I’m at a complete loss for words.
“Didn’t you feel the connection between us the other night? God.” He hauls me to him, holding me close, my face buried against the solid wall of his chest, and I breathe in his clean, fresh scent. It’s nothing like the cloying cologne Greg used. But Rhett still smells expensive, deliciously expensive, and thoughtful and caring and—
“Let me help you.” He slips his fingers beneath my chin, tilting my face up so I have no choice but to meet his earnest, hopeful gaze. His fingers are gentle, a complete contrast to the way Greg touched me. “Do you need a ride? I can take you to your grandma’s house. Whatever you need.”
“What? Oh.” I’d already forgotten my lie to him. Not smart. I need to keep better track. “Maybe someone else can take care of her after all. I don’t know.” My excuses sound weak, and I clamp my lips shut.
“Okay then.” His fingers fall away from my chin. His voice is slow, and he’s frowning at me. I’m sure I’ve confused him. No surprise, since I’m feeling pretty confused myself. “You want to come back to my place?”
“Huh?” He wants to take me back to his palace?
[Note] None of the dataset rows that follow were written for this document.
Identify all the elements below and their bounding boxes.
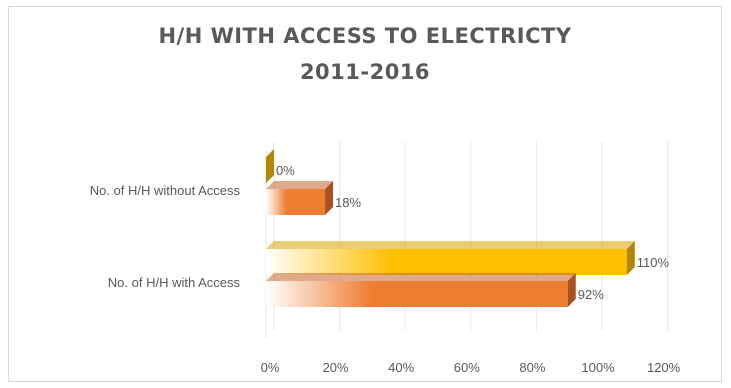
x-tick-label: 120% xyxy=(647,360,681,375)
chart-area xyxy=(8,6,722,382)
bar-side-face xyxy=(266,149,274,183)
bar-top-face xyxy=(266,241,635,249)
data-label: 110% xyxy=(637,255,670,270)
chart-title-line-1: H/H WITH ACCESS TO ELECTRICTY xyxy=(158,24,572,48)
data-label: 18% xyxy=(335,195,361,210)
bar-top-face xyxy=(266,273,576,281)
category-label: No. of H/H without Access xyxy=(90,183,241,198)
bar-side-face xyxy=(567,273,576,307)
x-tick-label: 100% xyxy=(581,360,615,375)
chart-title-line-2: 2011-2016 xyxy=(299,60,431,84)
x-tick-label: 60% xyxy=(454,360,480,375)
bar-side-face xyxy=(325,181,334,215)
bar xyxy=(266,189,326,215)
x-tick-label: 20% xyxy=(323,360,349,375)
category-label: No. of H/H with Access xyxy=(108,275,241,290)
x-tick-label: 40% xyxy=(388,360,414,375)
bar-top-face xyxy=(266,181,334,189)
bar xyxy=(266,281,568,307)
x-tick-label: 80% xyxy=(519,360,545,375)
data-label: 92% xyxy=(578,287,604,302)
bar xyxy=(266,249,627,275)
x-tick-label: 0% xyxy=(261,360,280,375)
bar-side-face xyxy=(626,241,635,275)
data-label: 0% xyxy=(276,163,295,178)
chart-title: H/H WITH ACCESS TO ELECTRICTY 2011-2016 xyxy=(8,18,722,90)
Well, I don’t know if he lives in an actual palace while he’s in college, but I know he does when he’s home with the parentals. He used to belong to a frat and lived in the house, but he moved out the spring of his junior year.
How do I know this? Googling him—he mentioned those interesting facts on an Instagram post.
God, I’m awful.
“Jensen. Hey.” He pulls away from me, still holding onto my shoulders, and I’m thankful he’s keeping me in place. My knees are so shaky I’m afraid I could fall. “Are you all right?” He touches my cheek, tucks my hair behind my ear, his fingers so gentle. “You’re acting kinda weird.”
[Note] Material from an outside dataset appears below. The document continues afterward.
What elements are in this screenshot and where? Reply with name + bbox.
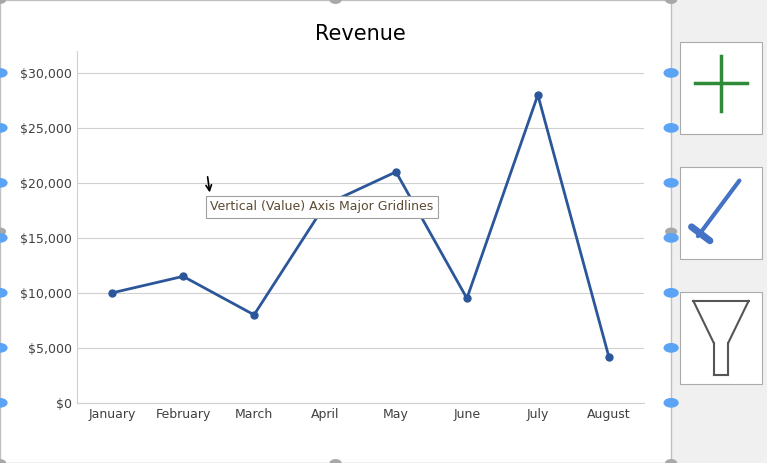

I am. I always am. Can’t he see it? I’m fake. Fake as my pleather couch, fake as the CZ earrings in my ears. Fake as the name that he calls me.
There’s nothing about me that’s real.
My stomach churns as I blink up at him, and I swear I’m seeing two Rhetts. Like he’s a twin egg that split in two. Does that even make sense? No, of course not.
“I, uh, I feel kinda…dizzy.” Fuzzy black dots fill my vision and I shake my head, but that only seems to make it worse.
“Damn, your lips are so white. Jensen, what’s wrong? Are you okay? Jensen? Jensen!”
I wake up to discover I’m sitting in the reclined passenger seat of Rhett’s car, a soft, gray fuzzy blanket draped over my lower half. I move my fingers, realizing my arms are under the blanket, and I wonder where it came from.
I also wonder why I care so much about the stupid blanket.
Closing my eyes, I slowly open them again, trying to bring everything back into focus, but it’s so dark. Last I remember, the sky was still light, though the sun was fading fast. How much time has passed? What happened to me? How did I get into Rhett’s car?
Maybe I should ask him and find out.
“What’s going on?” I ask, my voice hoarse. I clear my throat and rise up on my elbows, glancing around. His car is so nice, so expensive. The seats are real leather and butter-soft, while I’m a cheap imitation of a person.
“Oh, hey. You’re awake.” He smiles over at me, then flicks his chin toward the center console. “There’s a bottle of water in there. Hope you don’t mind that I took it out of your bag. And if you want to lift the seat up, there’s a button you can hit on the base of the seat on the right side.”